The 71-year-old attacked three former wives and a step-daughter between 1967 and 1995.
Edinburgh Sheriff Court convicted him of 23 charges of assault and one breach of the peace.
Mr Salmond said someone convicted of such "extremely serious offences" was not fit to be a public representative.
He added that Walker, who was elected as an SNP MSP for the seat of Dunfermline at the 2011 Holyrood election, had been expelled from the party in April 2012 and now his conviction by a court of law reinforced his expulsion.
Mr Salmond believed it was time for Walker to go in order to allow the people of Dunfermline to elect a new MSP.
Labour MSP Claire Baker had earlier stated that in light of Walker's "vile conduct" he should stand down.
Under the rules of parliament, a person found guilty of one or more offences and sentenced to more than one year in prison is disqualified from being a member of Holyrood.
The MSP will be sentenced on 20 September.
Ms Baker said: "Whatever sentence is handed down by the court, the Scottish Parliament cannot have a member who has been convicted of 23 counts of domestic abuse."
She added: "Bill Walker should stand down now. His vile conduct over many years will disgust Scots and shames the Scottish Parliament."

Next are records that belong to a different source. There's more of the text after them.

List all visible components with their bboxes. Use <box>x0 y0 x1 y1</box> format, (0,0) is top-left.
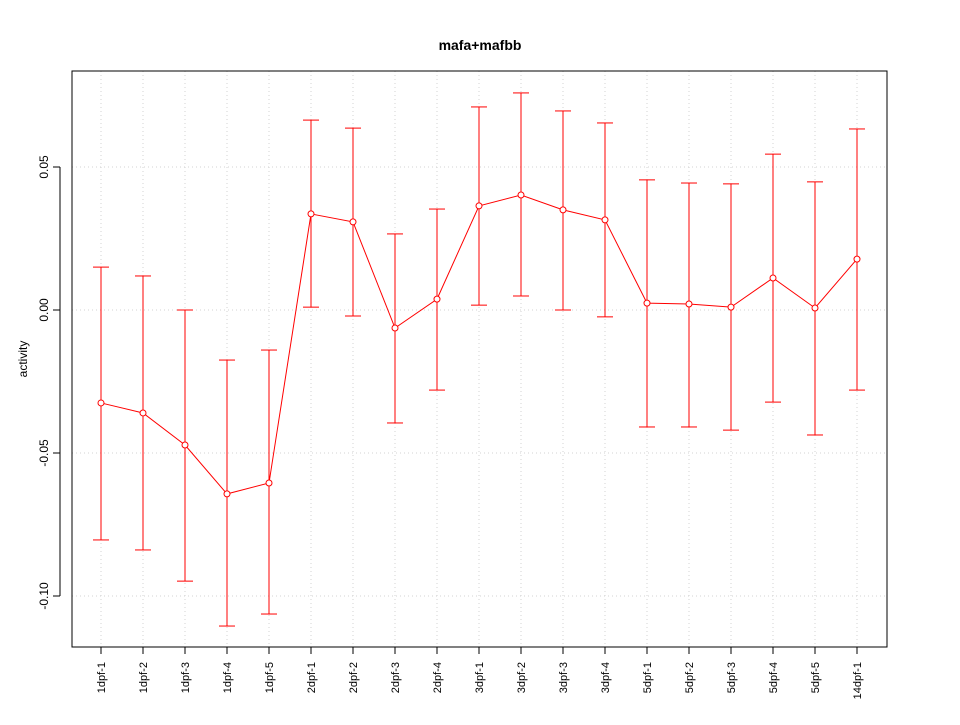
x-tick-label: 5dpf-1 <box>642 662 654 693</box>
y-axis: -0.10 -0.05 0.00 0.05 <box>37 155 61 610</box>
data-point <box>853 255 861 263</box>
data-point <box>475 202 483 210</box>
data-point <box>97 399 105 407</box>
x-axis: 1dpf-1 1dpf-2 1dpf-3 1dpf-4 1dpf-5 2dpf-1 2dpf… <box>96 646 864 699</box>
data-point <box>811 304 819 312</box>
y-tick-label: 0.05 <box>37 155 51 179</box>
data-point <box>601 216 609 224</box>
x-tick-label: 2dpf-1 <box>306 662 318 693</box>
data-point <box>265 479 273 487</box>
x-tick-label: 1dpf-1 <box>96 662 108 693</box>
y-tick-label: 0.00 <box>37 298 51 322</box>
x-tick-label: 1dpf-4 <box>222 662 234 693</box>
data-point <box>391 324 399 332</box>
x-tick-label: 14dpf-1 <box>852 662 864 699</box>
x-tick-label: 1dpf-5 <box>264 662 276 693</box>
x-tick-label: 5dpf-4 <box>768 662 780 693</box>
data-point <box>223 490 231 498</box>
x-tick-label: 3dpf-3 <box>558 662 570 693</box>
x-tick-label: 1dpf-2 <box>138 662 150 693</box>
data-point <box>349 218 357 226</box>
data-point <box>517 191 525 199</box>
data-point <box>307 210 315 218</box>
data-point <box>727 303 735 311</box>
data-point <box>643 299 651 307</box>
data-point <box>685 300 693 308</box>
x-tick-label: 2dpf-2 <box>348 662 360 693</box>
y-tick-label: -0.10 <box>37 582 51 610</box>
data-point <box>433 295 441 303</box>
x-tick-label: 5dpf-5 <box>810 662 822 693</box>
data-point <box>769 274 777 282</box>
x-tick-label: 3dpf-4 <box>600 662 612 693</box>
points <box>97 191 861 498</box>
error-bars <box>93 92 865 627</box>
y-tick-label: -0.05 <box>37 439 51 467</box>
x-tick-label: 5dpf-3 <box>726 662 738 693</box>
x-tick-label: 1dpf-3 <box>180 662 192 693</box>
chart-title: mafa+mafbb <box>439 37 522 53</box>
x-tick-label: 2dpf-4 <box>432 662 444 693</box>
x-tick-label: 3dpf-1 <box>474 662 486 693</box>
x-tick-label: 2dpf-3 <box>390 662 402 693</box>
data-point <box>139 409 147 417</box>
x-tick-label: 3dpf-2 <box>516 662 528 693</box>
y-axis-label: activity <box>16 341 30 378</box>
data-point <box>181 441 189 449</box>
x-tick-label: 5dpf-2 <box>684 662 696 693</box>
data-point <box>559 206 567 214</box>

Scottish Liberal Democrat leader Willie Rennie said: "What sort of message would it send to victims of domestic abuse if Bill Walker was allowed to keep his seat in Parliament despite his conviction?

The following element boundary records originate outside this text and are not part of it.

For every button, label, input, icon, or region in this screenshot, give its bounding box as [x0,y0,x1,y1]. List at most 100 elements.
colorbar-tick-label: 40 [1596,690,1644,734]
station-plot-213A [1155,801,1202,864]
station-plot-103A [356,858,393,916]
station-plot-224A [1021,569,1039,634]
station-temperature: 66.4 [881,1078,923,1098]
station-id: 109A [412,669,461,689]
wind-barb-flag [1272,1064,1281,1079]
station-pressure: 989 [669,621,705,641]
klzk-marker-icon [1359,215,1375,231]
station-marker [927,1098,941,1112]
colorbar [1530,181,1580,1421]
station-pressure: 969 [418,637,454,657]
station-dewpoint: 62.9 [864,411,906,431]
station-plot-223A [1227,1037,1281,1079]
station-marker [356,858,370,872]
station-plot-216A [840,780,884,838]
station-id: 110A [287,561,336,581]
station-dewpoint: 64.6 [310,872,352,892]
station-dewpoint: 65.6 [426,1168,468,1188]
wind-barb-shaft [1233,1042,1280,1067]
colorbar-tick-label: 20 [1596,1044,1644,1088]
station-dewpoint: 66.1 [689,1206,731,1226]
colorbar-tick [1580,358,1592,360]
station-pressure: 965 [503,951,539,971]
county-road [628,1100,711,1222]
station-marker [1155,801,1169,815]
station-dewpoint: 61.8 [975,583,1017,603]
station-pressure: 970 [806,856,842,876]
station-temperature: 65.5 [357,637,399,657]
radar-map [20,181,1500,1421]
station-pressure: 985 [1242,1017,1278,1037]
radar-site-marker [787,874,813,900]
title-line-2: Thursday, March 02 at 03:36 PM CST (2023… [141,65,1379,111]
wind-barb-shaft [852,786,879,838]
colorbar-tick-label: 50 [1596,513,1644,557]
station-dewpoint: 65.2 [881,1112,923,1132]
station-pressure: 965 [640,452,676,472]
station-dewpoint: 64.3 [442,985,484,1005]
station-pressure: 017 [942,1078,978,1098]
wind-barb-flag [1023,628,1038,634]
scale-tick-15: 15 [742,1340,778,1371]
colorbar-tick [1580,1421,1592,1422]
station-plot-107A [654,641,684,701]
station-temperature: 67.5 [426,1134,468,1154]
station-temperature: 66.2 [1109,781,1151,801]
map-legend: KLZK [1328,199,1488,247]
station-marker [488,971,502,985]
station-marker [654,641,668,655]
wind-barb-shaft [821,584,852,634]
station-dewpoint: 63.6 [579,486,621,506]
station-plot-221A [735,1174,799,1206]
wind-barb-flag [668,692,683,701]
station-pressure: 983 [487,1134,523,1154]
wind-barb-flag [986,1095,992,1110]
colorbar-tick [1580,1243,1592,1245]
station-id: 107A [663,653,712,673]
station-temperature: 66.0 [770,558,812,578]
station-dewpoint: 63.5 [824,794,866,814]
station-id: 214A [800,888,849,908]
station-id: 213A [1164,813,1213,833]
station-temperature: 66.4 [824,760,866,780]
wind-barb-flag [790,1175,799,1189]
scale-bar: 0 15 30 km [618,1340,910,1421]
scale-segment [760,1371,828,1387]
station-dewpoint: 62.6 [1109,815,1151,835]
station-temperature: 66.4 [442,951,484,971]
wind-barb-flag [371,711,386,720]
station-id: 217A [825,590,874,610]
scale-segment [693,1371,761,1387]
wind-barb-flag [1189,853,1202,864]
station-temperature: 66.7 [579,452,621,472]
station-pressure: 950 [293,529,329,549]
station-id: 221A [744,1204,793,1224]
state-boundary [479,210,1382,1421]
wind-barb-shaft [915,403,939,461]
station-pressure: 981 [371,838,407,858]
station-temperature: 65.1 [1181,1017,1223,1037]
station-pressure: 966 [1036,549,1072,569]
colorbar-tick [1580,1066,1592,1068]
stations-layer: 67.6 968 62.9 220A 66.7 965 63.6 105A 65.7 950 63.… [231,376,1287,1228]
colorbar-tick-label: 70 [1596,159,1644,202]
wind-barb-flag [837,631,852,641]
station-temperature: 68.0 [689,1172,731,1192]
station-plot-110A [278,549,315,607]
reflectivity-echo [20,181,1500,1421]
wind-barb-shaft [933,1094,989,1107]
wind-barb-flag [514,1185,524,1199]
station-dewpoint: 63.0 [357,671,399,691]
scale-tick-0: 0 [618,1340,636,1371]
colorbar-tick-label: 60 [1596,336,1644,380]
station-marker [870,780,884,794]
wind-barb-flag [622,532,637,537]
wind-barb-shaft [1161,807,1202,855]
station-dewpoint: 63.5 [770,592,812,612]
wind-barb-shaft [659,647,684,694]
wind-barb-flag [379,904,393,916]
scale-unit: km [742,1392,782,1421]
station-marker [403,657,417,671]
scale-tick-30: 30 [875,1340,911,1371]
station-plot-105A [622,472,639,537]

"He has to go and he has to go now."
Scottish Conservative leader Ruth Davidson said: "The truth of the matter is that a family member of one of Bill Walker's victims informed the party hierarchy of serious allegations of violence made against him, yet the party still saw fit to put him in Holyrood under the SNP banner."
It was in the 2011 Holyrood election that Walker was the surprise victor for the SNP.
He won his seat after beating the previous Liberal Democrat winner into third place and finishing 590 votes above Labour.
Walker has consistently refused to resign from parliament since the allegations first surfaced in the Sunday Herald newspaper on 3 March last year.
He was suspended by the SNP and stepped down from his positions on two Holyrood committees.
Later that month he used a column in the Dunfermline Press newspaper to describe the claims against him as "malicious allegations".
By April, he was expelled from his party. Police became involved later that month.
Despite growing calls for him to leave Holyrood, including pressure from campaigners against domestic abuse, he clung on to his seat as an independent member.
Police announced his arrest on 8 June, 2012, and he made his first court appearance on 5 July that year.